21 Upper limb
Cases relevant to this chapter
Essential facts
1. In rotator cuff disease it is important to discriminate between inflammation and tear in the younger patient. Local anaesthetic injection and ultrasonography will help achieve a diagnosis.
2. Frozen shoulder is a self-limiting condition in middle-aged and older adults.
3. Dupuytren’s disease is characterized by thickening and shortening of the longitudinal fibres of the palmar and digital fascia.
4. Trigger finger is more common in people with diabetes or rheumatoid arthritis (RA).
5. The most common sites for hand osteoarthritis are the trapezio-metacarpal joint of the thumb ray and the distal interphalangeal joints.
6. In RA, inflammatory synovitis causes stretching of the capsules of the small joints of the hand and damage to tendons, producing characteristic problems of ulnar deviation, thumb deformities and tendon ruptures.

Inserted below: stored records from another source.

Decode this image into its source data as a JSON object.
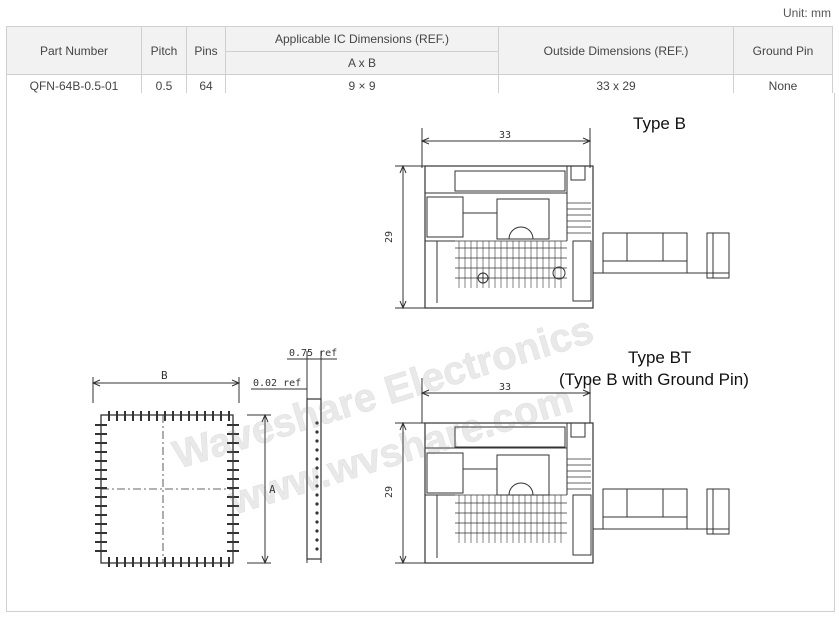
{
  "unit_label": "Unit: mm",
  "table": {
    "headers": {
      "part_number": "Part Number",
      "pitch": "Pitch",
      "pins": "Pins",
      "ic_dimensions": "Applicable IC Dimensions (REF.)",
      "ic_sub": "A x B",
      "outside_dimensions": "Outside Dimensions (REF.)",
      "ground_pin": "Ground Pin"
    },
    "row": {
      "part_number": "QFN-64B-0.5-01",
      "pitch": "0.5",
      "pins": "64",
      "ic_dimensions": "9 × 9",
      "outside_dimensions": "33 x 29",
      "ground_pin": "None"
    }
  },
  "drawing": {
    "ic_label_b": "B",
    "ic_label_a": "A",
    "side_label_075": "0.75 ref",
    "side_label_002": "0.02 ref",
    "type_b_title": "Type B",
    "type_bt_title": "Type BT",
    "type_bt_subtitle": "(Type B with Ground Pin)",
    "dim_width_b": "33",
    "dim_height_b": "29",
    "dim_width_bt": "33",
    "dim_height_bt": "29",
    "watermark_1": "Waveshare Electronics",
    "watermark_2": "www.wvshare.com"
  }
}
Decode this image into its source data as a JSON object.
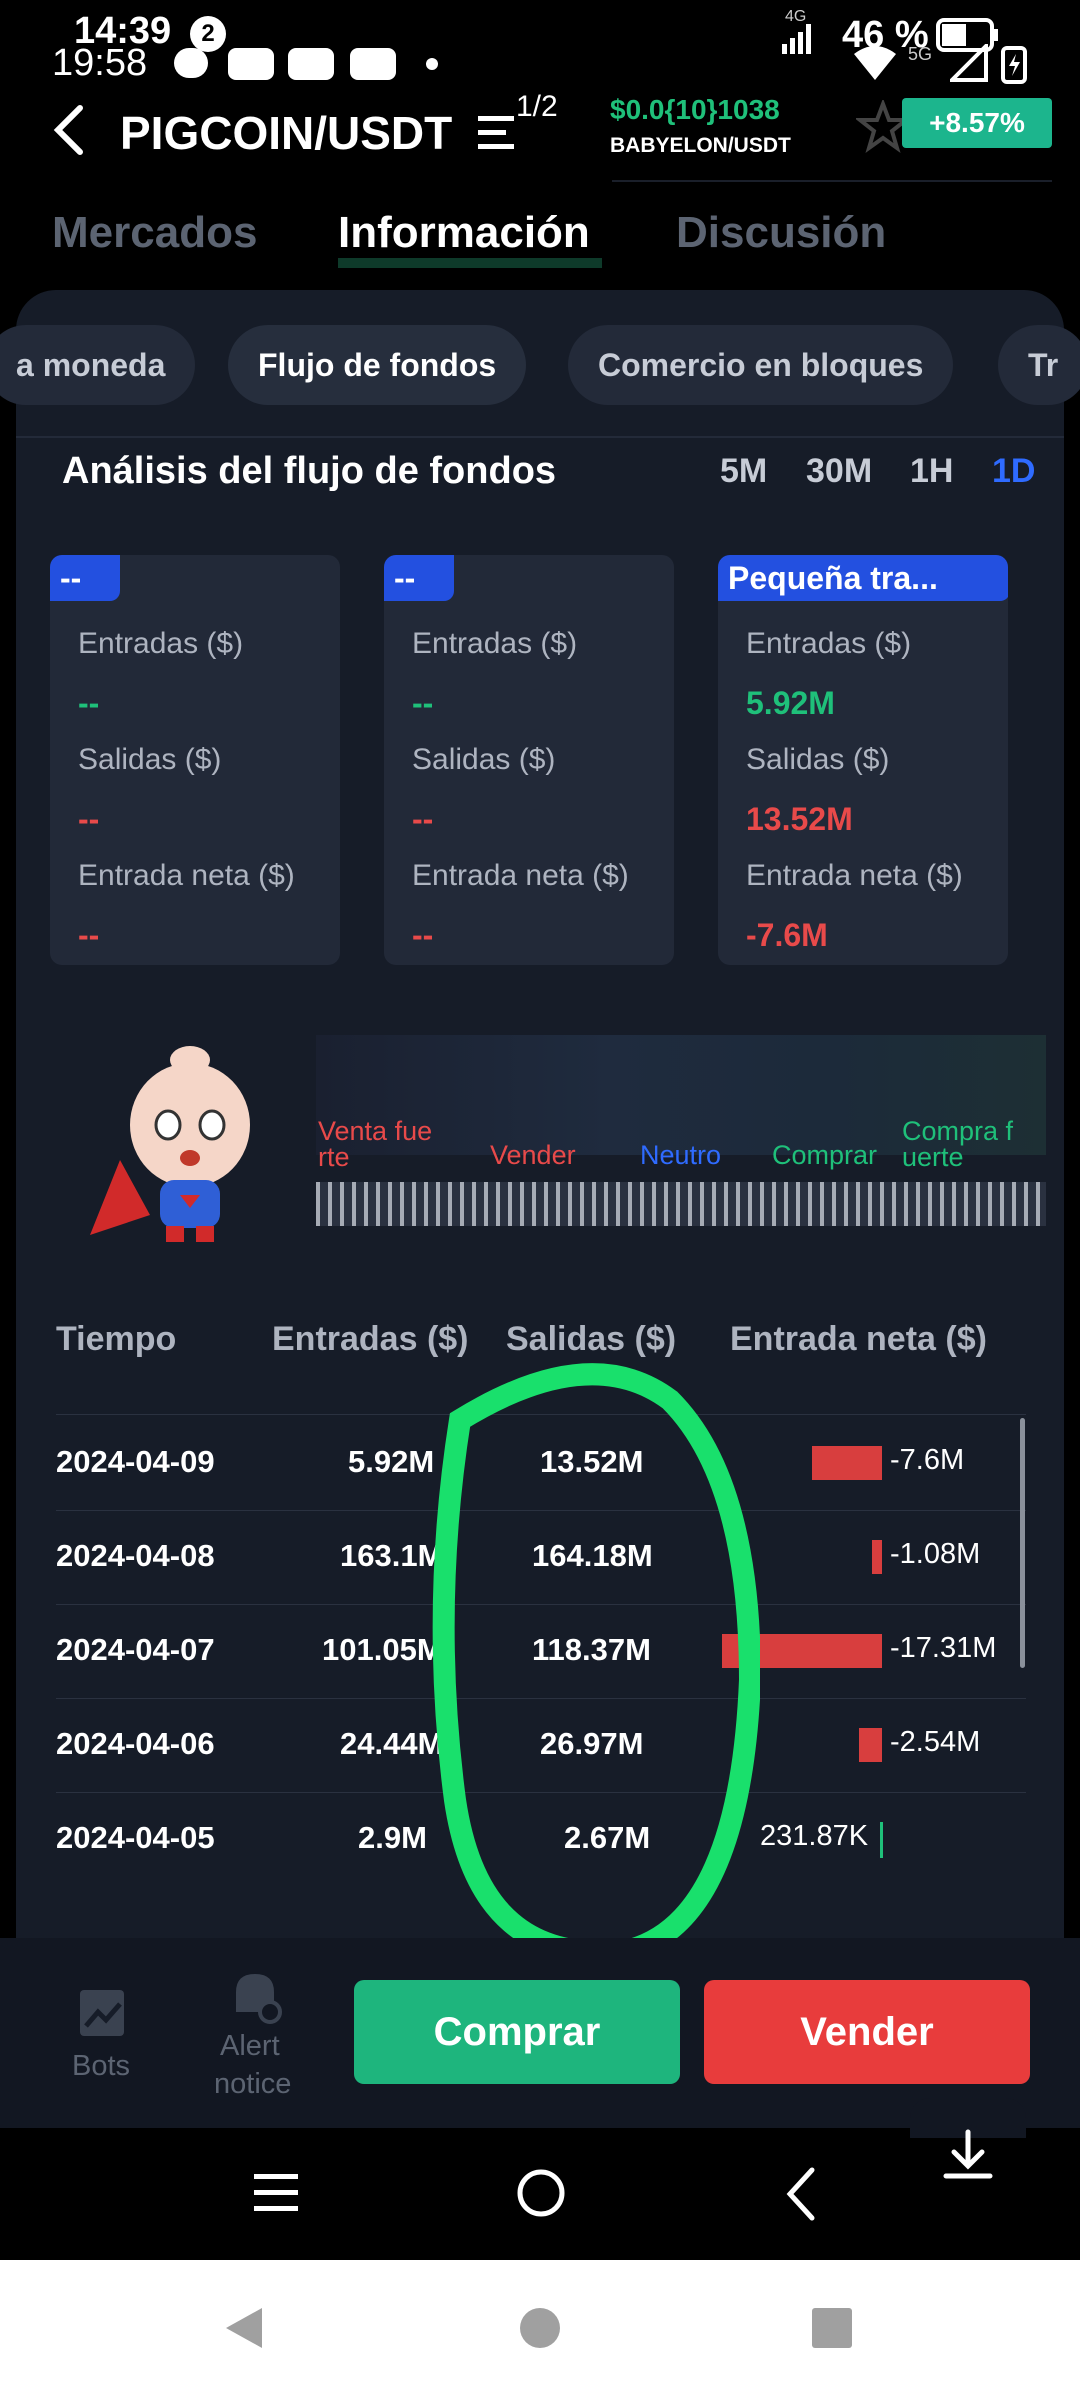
{
  "status": {
    "time_top": "14:39",
    "notif_count": "2",
    "time_bottom": "19:58",
    "battery": "46 %",
    "net_small": "4G",
    "net_5g": "5G",
    "page_indicator": "1/2"
  },
  "header": {
    "pair": "PIGCOIN/USDT",
    "ticker_price": "$0.0{10}1038",
    "ticker_pair": "BABYELON/USDT",
    "change": "+8.57%"
  },
  "tabs": [
    "Mercados",
    "Información",
    "Discusión"
  ],
  "chips": [
    "a moneda",
    "Flujo de fondos",
    "Comercio en bloques",
    "Tr"
  ],
  "analysis": {
    "title": "Análisis del flujo de fondos",
    "periods": [
      "5M",
      "30M",
      "1H",
      "1D"
    ]
  },
  "cards": [
    {
      "tag": "--",
      "in_label": "Entradas ($)",
      "in": "--",
      "out_label": "Salidas ($)",
      "out": "--",
      "net_label": "Entrada neta ($)",
      "net": "--"
    },
    {
      "tag": "--",
      "in_label": "Entradas ($)",
      "in": "--",
      "out_label": "Salidas ($)",
      "out": "--",
      "net_label": "Entrada neta ($)",
      "net": "--"
    },
    {
      "tag": "Pequeña tra...",
      "in_label": "Entradas ($)",
      "in": "5.92M",
      "out_label": "Salidas ($)",
      "out": "13.52M",
      "net_label": "Entrada neta ($)",
      "net": "-7.6M"
    }
  ],
  "gauge": {
    "l1": "Venta fue",
    "l2": "rte",
    "sell": "Vender",
    "neutral": "Neutro",
    "buy": "Comprar",
    "r1": "Compra f",
    "r2": "uerte"
  },
  "table": {
    "headers": [
      "Tiempo",
      "Entradas ($)",
      "Salidas ($)",
      "Entrada neta ($)"
    ],
    "rows": [
      {
        "date": "2024-04-09",
        "in": "5.92M",
        "out": "13.52M",
        "net": "-7.6M",
        "neg": true,
        "net_value": -7.6
      },
      {
        "date": "2024-04-08",
        "in": "163.1M",
        "out": "164.18M",
        "net": "-1.08M",
        "neg": true,
        "net_value": -1.08
      },
      {
        "date": "2024-04-07",
        "in": "101.05M",
        "out": "118.37M",
        "net": "-17.31M",
        "neg": true,
        "net_value": -17.31
      },
      {
        "date": "2024-04-06",
        "in": "24.44M",
        "out": "26.97M",
        "net": "-2.54M",
        "neg": true,
        "net_value": -2.54
      },
      {
        "date": "2024-04-05",
        "in": "2.9M",
        "out": "2.67M",
        "net": "231.87K",
        "neg": false,
        "net_value": 0.23
      }
    ]
  },
  "actions": {
    "bots": "Bots",
    "alert1": "Alert",
    "alert2": "notice",
    "buy": "Comprar",
    "sell": "Vender"
  },
  "colors": {
    "green": "#1fc07a",
    "red": "#e84a4a",
    "accent_blue": "#2f6bff",
    "highlight": "#19e06c"
  }
}
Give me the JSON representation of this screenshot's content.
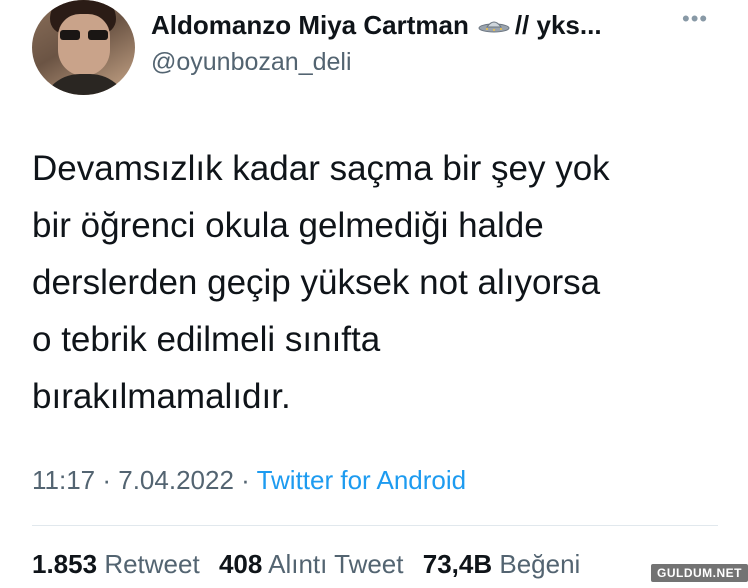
{
  "author": {
    "display_name": "Aldomanzo Miya Cartman",
    "name_suffix": "// yks...",
    "handle": "@oyunbozan_deli",
    "name_icon": "ufo-icon",
    "menu_icon": "more-horizontal-icon"
  },
  "tweet": {
    "lines": [
      "Devamsızlık kadar saçma bir şey yok",
      "bir öğrenci okula gelmediği halde",
      "derslerden geçip yüksek not alıyorsa",
      "o tebrik edilmeli sınıfta",
      "bırakılmamalıdır."
    ]
  },
  "meta": {
    "time": "11:17",
    "separator": " · ",
    "date": "7.04.2022",
    "source": "Twitter for Android"
  },
  "stats": {
    "retweets_count": "1.853",
    "retweets_label": "Retweet",
    "quotes_count": "408",
    "quotes_label": "Alıntı Tweet",
    "likes_count": "73,4B",
    "likes_label": "Beğeni"
  },
  "watermark": "GULDUM.NET",
  "colors": {
    "text": "#0f1419",
    "secondary": "#536471",
    "link": "#1d9bf0"
  }
}
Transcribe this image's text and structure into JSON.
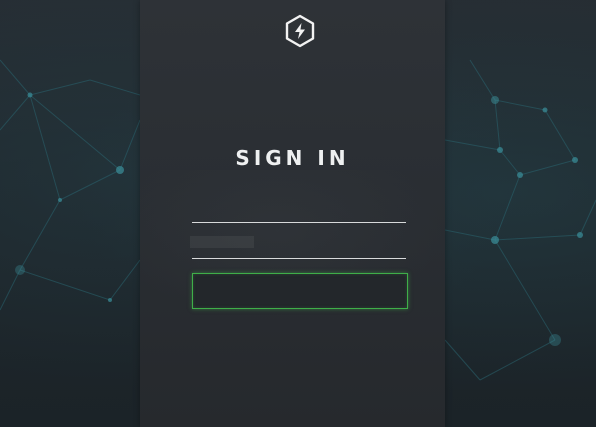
{
  "page": {
    "title": "SIGN IN"
  },
  "logo": {
    "icon": "lightning-bolt-hexagon-icon"
  },
  "form": {
    "username_value": "",
    "username_placeholder": "",
    "password_value": "",
    "password_placeholder": "",
    "submit_label": ""
  },
  "colors": {
    "accent": "#3fae49",
    "panel": "#2c3035",
    "background": "#1f272c",
    "network_lines": "#2a6470"
  }
}
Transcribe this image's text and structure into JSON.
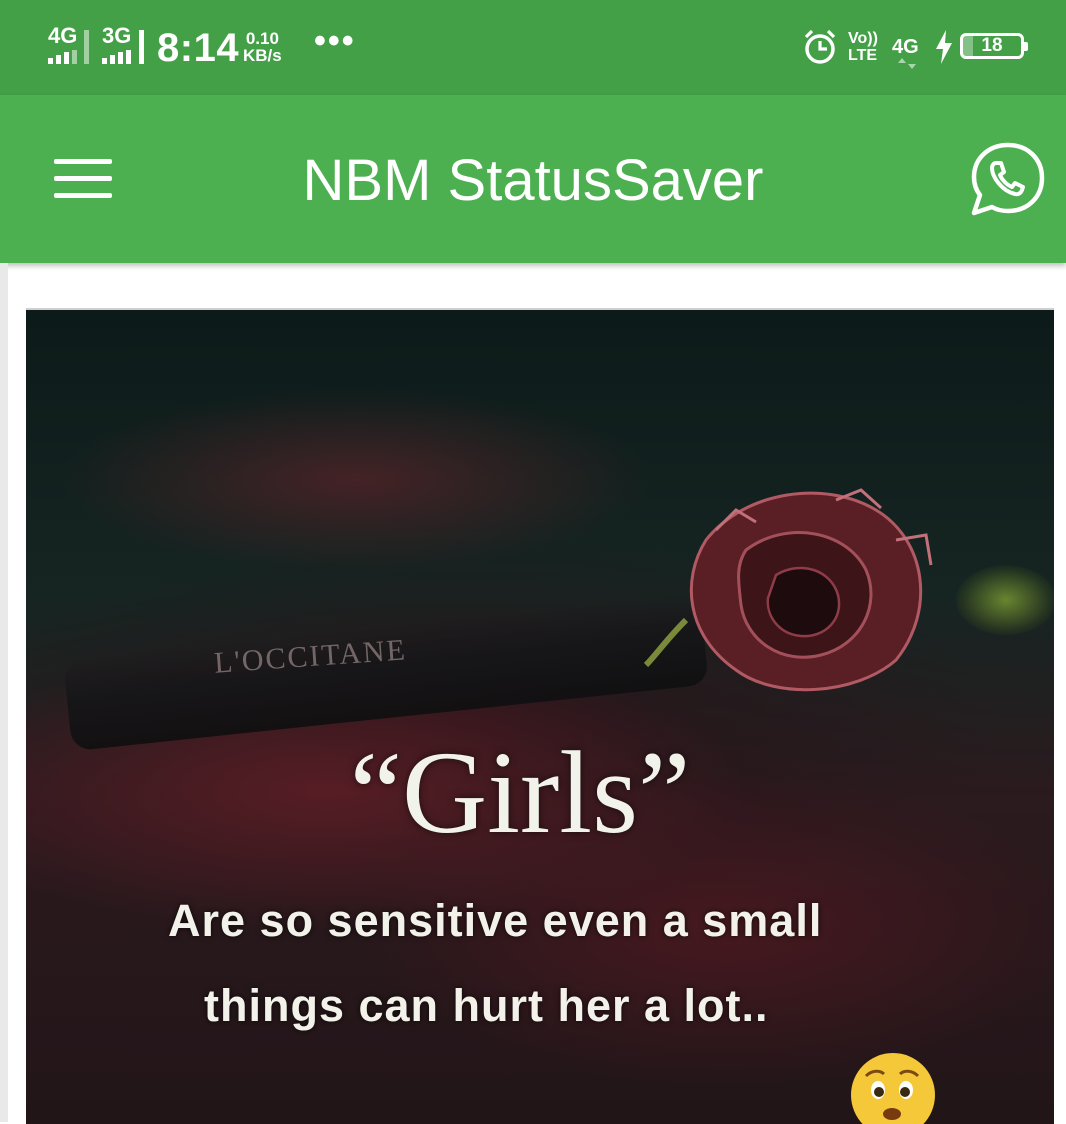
{
  "status_bar": {
    "network_1": "4G",
    "network_2": "3G",
    "time": "8:14",
    "speed_value": "0.10",
    "speed_unit": "KB/s",
    "more": "•••",
    "volte_top": "Vo))",
    "volte_bottom": "LTE",
    "data_type": "4G",
    "battery_level": "18",
    "icons": [
      "signal-icon",
      "alarm-icon",
      "charging-icon",
      "battery-icon"
    ]
  },
  "app_bar": {
    "title": "NBM StatusSaver",
    "menu_icon": "hamburger-menu-icon",
    "action_icon": "whatsapp-icon",
    "color": "#4caf50"
  },
  "status_image": {
    "brand_text": "L'OCCITANE",
    "headline": "“Girls”",
    "line1": "Are so sensitive even a small",
    "line2": "things can hurt her a lot..",
    "emoji": "worried-face-icon"
  },
  "colors": {
    "status_bar": "#43a047",
    "app_bar": "#4caf50",
    "text_on_primary": "#ffffff"
  }
}
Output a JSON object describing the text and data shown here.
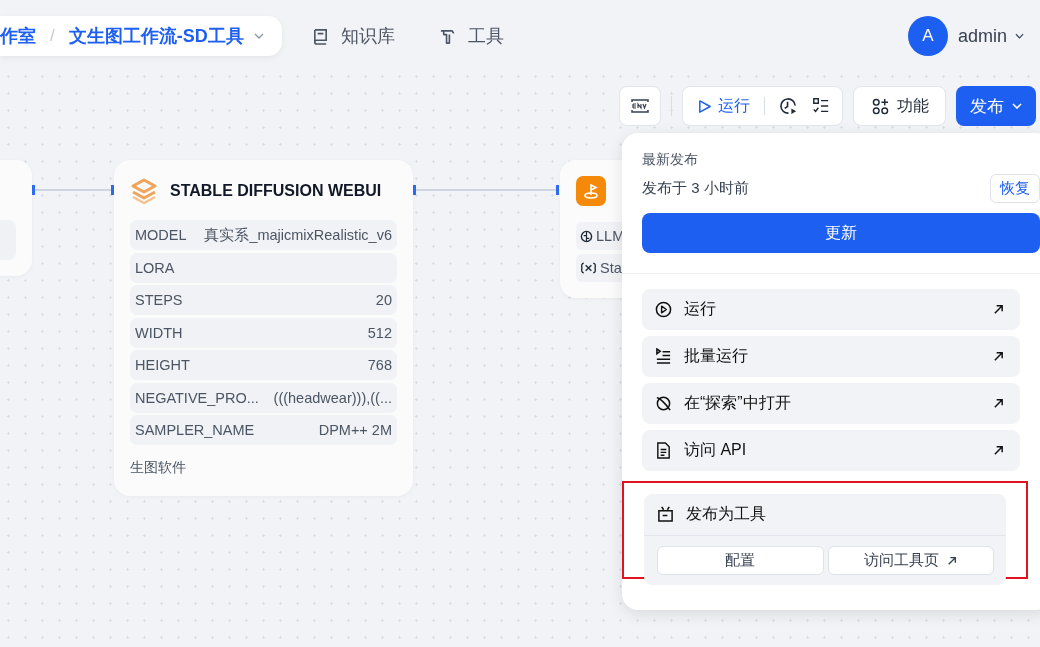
{
  "breadcrumb": {
    "separator": "/",
    "items": [
      "作室",
      "文生图工作流-SD工具"
    ]
  },
  "nav": [
    {
      "kind": "book",
      "label": "知识库"
    },
    {
      "kind": "hammer",
      "label": "工具"
    }
  ],
  "user": {
    "avatar": "A",
    "name": "admin"
  },
  "toolbar": {
    "run": "运行",
    "features": "功能",
    "publish": "发布"
  },
  "sd_node": {
    "title": "STABLE DIFFUSION WEBUI",
    "footer": "生图软件",
    "rows": [
      {
        "label": "MODEL",
        "value": "真实系_majicmixRealistic_v6"
      },
      {
        "label": "LORA"
      },
      {
        "label": "STEPS",
        "value": "20"
      },
      {
        "label": "WIDTH",
        "value": "512"
      },
      {
        "label": "HEIGHT",
        "value": "768"
      },
      {
        "label": "NEGATIVE_PRO...",
        "value": "(((headwear))),((..."
      },
      {
        "label": "SAMPLER_NAME",
        "value": "DPM++ 2M"
      }
    ]
  },
  "end_node": {
    "rows": [
      {
        "kind": "llm",
        "label": "LLM"
      },
      {
        "kind": "var",
        "label": "Sta"
      }
    ]
  },
  "publish_menu": {
    "heading": "最新发布",
    "status": "发布于 3 小时前",
    "restore": "恢复",
    "update": "更新",
    "items": [
      {
        "kind": "run",
        "label": "运行"
      },
      {
        "kind": "batch",
        "label": "批量运行"
      },
      {
        "kind": "explore",
        "label": "在“探索”中打开"
      },
      {
        "kind": "api",
        "label": "访问 API"
      }
    ],
    "tool_section": {
      "title": "发布为工具",
      "highlighted": true,
      "buttons": [
        {
          "label": "配置",
          "external": false
        },
        {
          "label": "访问工具页",
          "external": true
        }
      ]
    }
  }
}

7. Carpal tunnel syndrome is common; tingling, pain and numbness are much more troublesome at night.
Shoulder
Impingement syndrome and rotator cuff disease
Movement of the shoulder in rotation and initiation of abduction is produced by action of the rotator cuff – a conjoined tendon that is also a roof to the gleno-humeral joint capsule described in Chapter 1. When the shoulder abducts, the tendon has to be accommodated underneath the acromion. This may result in impingement between the acromion and the cuff where it inserts into the greater tuberosity. Usually the subacromial bursa will act as a buffer to prevent a frictional reaction, but in middle age there is a tendency for inflammation to occur within the bursa after shoulder exercise. If only the bursa and cuff are inflamed, this is known as (subacromial) impingement syndrome. It is painful to elevate and abduct the arm through an arc of movement of about 45–120° (Fig. 21.1). There may be only slight tenderness just lateral to the acromion, but special tests for impingement are usually positive (Jobe’s test puts the greater tuberosity under the acromion in shoulder abduction and internal rotation; forced abduction against resistance now provokes pain). Resolution may be expected, but can be speeded by steroid injection into the subacromial bursa. Plain radiographs may reveal acute calcification (calcific tendonitis) within the supraspinatus tendon; if acute, then chalky material may be aspirated, providing instant relief. Where plain radiographs show osteophytic ‘beaking’ of the lateral edge of the acromion or a reduced distance between the humerus and the acromion, steroid injection may help but will not provide a cure. Arthroscopic subacromial decompression of the bony spur and debridement of inflammatory soft tissue may give relief. A tear of the rotator cuff may be partial or complete. A tear of any size may inhibit abduction through pain, so a diagnostic local anaesthetic injection into the subacromial bursa, followed by assessment of active movement, may be diagnostic of the extent of a tear. Ultrasonography or magnetic resonance imaging (MRI) can define its extent further. A small tear can be managed as impingement syndrome. A medium-sized tear can be repaired by open or arthroscopic surgery. A chronic massive tear in the elderly is rarely repairable; over time it will result in abnormal forces applied across the gleno-humeral joint and secondary osteoarthritis (cuff arthropathy) will result.